Alternation makes the adversary weaker in two-player games

Part of Advances in Neural Information Processing Systems 36 (NeurIPS 2023) Main Conference Track

Bibtex Paper Supplemental

Authors

Volkan Cevher, Ashok Cutkosky, Ali Kavis, Georgios Piliouras, Stratis Skoulakis, Luca Viano

Abstract

Motivated by alternating game-play in two-player games, we study an altenating variant of the \textit{Online Linear Optimization} (OLO). In alternating OLO, a \textit{learner} at each round $t \in [n]$ selects a vector $x^t$ and then an \textit{adversary} selects a cost-vector $c^t \in [-1,1]^n$. The learner then experiences cost $(c^t + c^{t-1})^\top x^t$ instead of $(c^t)^\top x^t$ as in standard OLO. We establish that under this small twist, the $\Omega(\sqrt{T})$ lower bound on the regret is no longer valid.
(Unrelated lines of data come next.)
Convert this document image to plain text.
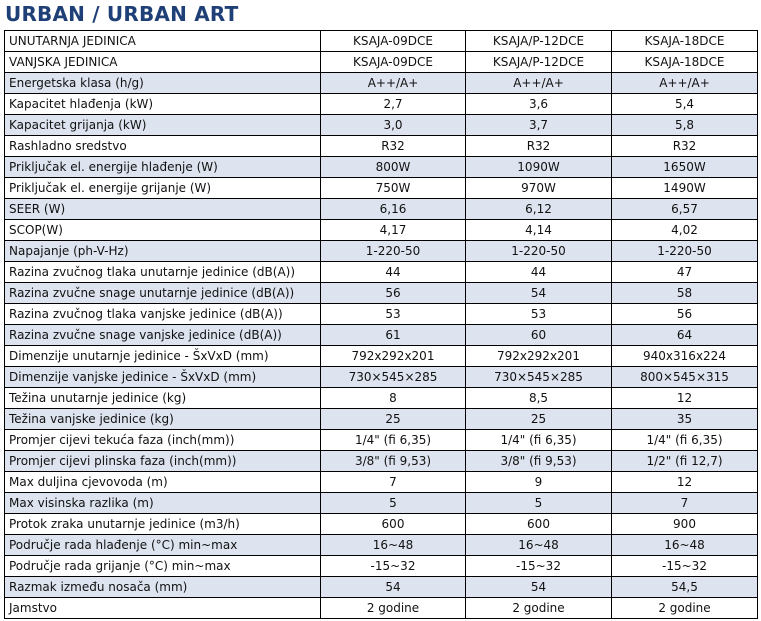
URBAN / URBAN ART
UNUTARNJA JEDINICA	KSAJA-09DCE	KSAJA/P-12DCE	KSAJA-18DCE
VANJSKA JEDINICA	KSAJA-09DCE	KSAJA/P-12DCE	KSAJA-18DCE
Energetska klasa (h/g)	A++/A+	A++/A+	A++/A+
Kapacitet hlađenja (kW)	2,7	3,6	5,4
Kapacitet grijanja (kW)	3,0	3,7	5,8
Rashladno sredstvo	R32	R32	R32
Priključak el. energije hlađenje (W)	800W	1090W	1650W
Priključak el. energije grijanje (W)	750W	970W	1490W
SEER (W)	6,16	6,12	6,57
SCOP(W)	4,17	4,14	4,02
Napajanje (ph-V-Hz)	1-220-50	1-220-50	1-220-50
Razina zvučnog tlaka unutarnje jedinice (dB(A))	44	44	47
Razina zvučne snage unutarnje jedinice (dB(A))	56	54	58
Razina zvučnog tlaka vanjske jedinice (dB(A))	53	53	56
Razina zvučne snage vanjske jedinice (dB(A))	61	60	64
Dimenzije unutarnje jedinice - ŠxVxD (mm)	792x292x201	792x292x201	940x316x224
Dimenzije vanjske jedinice - ŠxVxD (mm)	730×545×285	730×545×285	800×545×315
Težina unutarnje jedinice (kg)	8	8,5	12
Težina vanjske jedinice (kg)	25	25	35
Promjer cijevi tekuća faza (inch(mm))	1/4" (fi 6,35)	1/4" (fi 6,35)	1/4" (fi 6,35)
Promjer cijevi plinska faza (inch(mm))	3/8" (fi 9,53)	3/8" (fi 9,53)	1/2" (fi 12,7)
Max duljina cjevovoda (m)	7	9	12
Max visinska razlika (m)	5	5	7
Protok zraka unutarnje jedinice (m3/h)	600	600	900
Područje rada hlađenje (°C) min~max	16~48	16~48	16~48
Područje rada grijanje (°C) min~max	-15~32	-15~32	-15~32
Razmak između nosača (mm)	54	54	54,5
Jamstvo	2 godine	2 godine	2 godine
More precisely, we present two online learning algorithms for alternating OLO that respectively admit $\mathcal{O}((\log n)^{4/3} T^{1/3})$ regret for the $n$-dimensional simplex and $\mathcal{O}(\rho \log T)$ regret for the ball of radius $\rho>0$. Our results imply that in alternating game-play, an agent can always guarantee $\mathcal{\tilde{O}}((\log n)^{4/3} T^{1/3})$ regardless the strategies of the other agent while the regret bound improves to $\mathcal{O}(\log T)$ in case the agent admits only two actions.